Bank of America characterizes the semiconductor industry's recent price weakness as a transitory reset instead of a fundamental retreat in artificial intelligence demand. The brokerage noted that the Philadelphia Semiconductor Index (SOX) fell 11% in the third quarter following an 88% gain in the second quarter.
According to BofA, the current pullback is consistent with historically weak seasonal patterns for the sector. The firm recommends investors look to lower-beta semiconductor names to lead the market recovery in the near term - specifically naming NVDA, TXN, ADI, CDNS and SNPS as likely front-runners.
The bank projects a large expansion in global cloud and AI infrastructure capital expenditures, estimating spending will reach $1.5 trillion by 2027. That figure, BofA says, equates to a 40% to 50% year-over-year increase and is expected to be propelled by token expansion, broader agent adoption and infrastructure capacity constraints.
BofA also reports that hyperscale cloud operators continue to emphasize utilization and growth objectives over strategies that would prioritize depreciation-based optimization. This emphasis on scale and usage, the bank argues, supports the case for renewed demand across memory, compute, semiconductor capital equipment, optics and networking stocks as visibility into 2027 cloud budgets improves through the second half of 2026.

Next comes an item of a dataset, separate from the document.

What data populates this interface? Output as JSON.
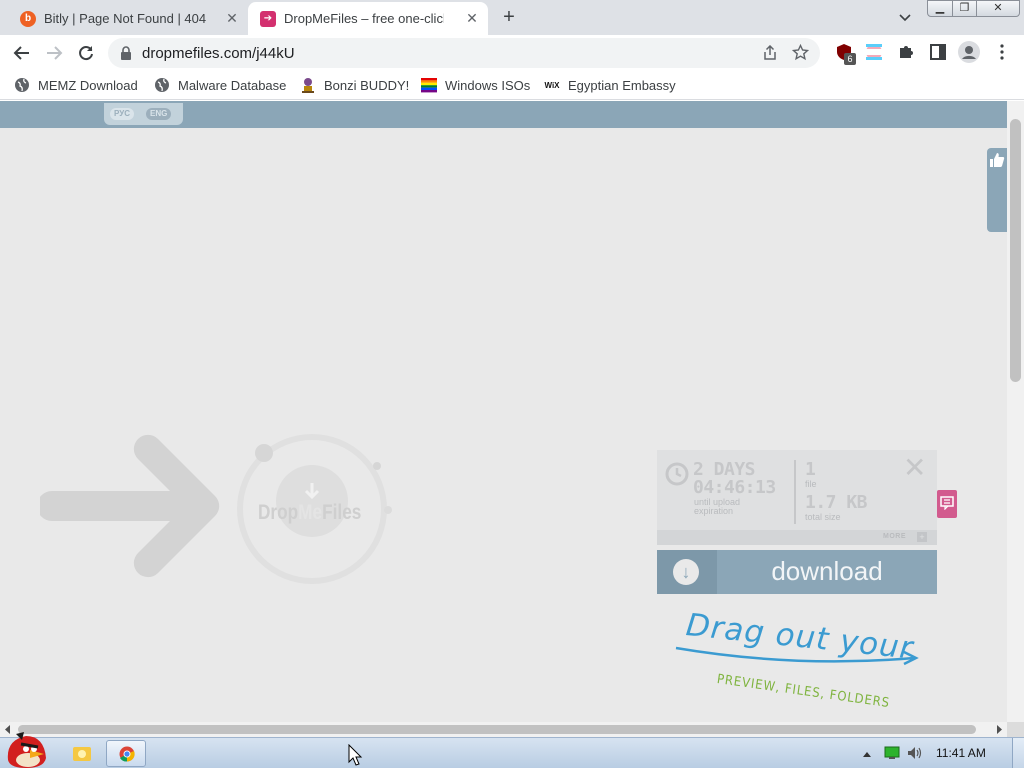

The emergence of Chinese open-weight large models from companies such as GLM, Kimi, DeepSeek and Qwen is another development highlighted by BofA. The bank notes these models have narrowed performance differences with U.S. frontier labs while providing lower inference costs. BofA views that dynamic as constructive for adoption; lower-cost intelligence should broaden usage and in turn raise demand for compute, memory, networking and power infrastructure.
Memory spending now represents a larger slice of cloud AI capital expenditures than in prior cycles, accounting for roughly 35% to 40% of such outlays, according to BofA. Despite the larger role memory plays in cloud AI capex, memory equities trade at about 10 times forward price-to-earnings ratios, the bank notes.
On individual coverage, BofA maintains a buy recommendation on Micron Technology (MU) with a price target of $155.
Overall, BofA frames the recent sector decline as a healthy reset that could clear the path for a resumed rally once spending visibility and supply-side dynamics align with ongoing growth in AI-driven workloads.
Summary
BofA sees the semiconductor pullback as temporary, points to seasonal weakness, expects lower-beta names to lead, forecasts $1.5 trillion in cloud and AI infrastructure capex by 2027, and highlights rising memory share of AI capex and positive implications from cheaper Chinese open-weight models.